The only schools with policies are Yeshivat Chovevei Torah, a liberal Orthodox rabbinical seminary for men, and its companion school for women, Yeshivat Maharat. They are also the only schools of the eight in which students receive stipends rather than pay tuition, though Y.U.’s school is free. Men at YCT receive two weeks of leave, and women at Maharat six weeks.
“We’re trying to balance being supportive and helpful to the student with the academic requirement that our accreditation body requires,” said Cheryl Peretz, Ziegler’s associate dean. “So we can’t simply say, ‘Oh, you’re done with the semester.’ We end up working individually with each student.”

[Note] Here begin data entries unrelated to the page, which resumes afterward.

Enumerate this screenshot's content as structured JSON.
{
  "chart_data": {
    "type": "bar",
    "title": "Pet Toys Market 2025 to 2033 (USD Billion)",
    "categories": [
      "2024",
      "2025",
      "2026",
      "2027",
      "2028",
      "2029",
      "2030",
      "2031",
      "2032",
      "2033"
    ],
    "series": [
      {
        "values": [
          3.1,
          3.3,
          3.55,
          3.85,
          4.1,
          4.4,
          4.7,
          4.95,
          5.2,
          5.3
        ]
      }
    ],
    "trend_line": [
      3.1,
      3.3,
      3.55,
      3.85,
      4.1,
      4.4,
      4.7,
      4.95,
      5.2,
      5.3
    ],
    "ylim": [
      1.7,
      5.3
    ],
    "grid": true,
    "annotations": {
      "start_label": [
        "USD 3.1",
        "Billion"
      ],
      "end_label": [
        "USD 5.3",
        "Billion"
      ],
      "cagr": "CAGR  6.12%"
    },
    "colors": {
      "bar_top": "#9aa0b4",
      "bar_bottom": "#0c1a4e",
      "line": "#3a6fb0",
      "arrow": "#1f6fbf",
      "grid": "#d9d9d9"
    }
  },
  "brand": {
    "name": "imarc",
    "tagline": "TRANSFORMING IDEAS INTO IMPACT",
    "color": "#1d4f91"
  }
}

The majority of HUC’s rabbinical students are women, while women made up approximately 40 percent of the most recent graduating class at JTS.
Students have figured out myriad ways to manage a newborn and their classes. Some finished final papers over the summer. Another did her best to give birth soon after the academic year ended. Another brought a babysitter to watch her child in the school’s breastfeeding room. Another completed work before the semester began and arranged with professors to take a month off. Y.U. student Matt LeVee took his baby to Talmud class in a carrier as his friend snapped photos.
“If someone has a child or just got married, it’s OK if they’re not [keeping up] with the class material at that moment,” LeVee said. “Given the circumstances, they’re trying to work with you.”
At Yeshivat Maharat, Tali Schaum Broder said being in all-women classes made the post-birth experience especially positive. Students visited her during her six weeks off, at times Skyping her into class or reviewing the material with her afterward. Students supported her when she nursed her daughter in the classroom. Rabbinical students at other schools also said classmates were supportive when they brought babies to class.
“When she cried, I would nurse her,” Schaum Broder said. “Everybody was totally great about it. It kind of lent itself to a very loving type of encounter with all of us, and having the baby added a light to the ‘beit midrash,'” Hebrew for house of study.
Still, several rabbinical students noted that the schools’ lack of policies isn’t particularly surprising, since the United States is the only developed nation not to mandate paid leave in workplaces. That hit home for Clark soon after she graduated and took a pulpit in London, Ontario, where Canadian policy dictated that mothers could take up to a year of paid leave.
She had her second daughter in 2014 and took off 12 weeks before returning to work, which was near her daughter’s day care.
Though Ontario was just over the border, it was a world away, she said, from her experience in rabbinical school.
“This particular situation was perfect,” Clark said. “I could run over to day care and feed my daughter. The first year of her life was really wonderful.”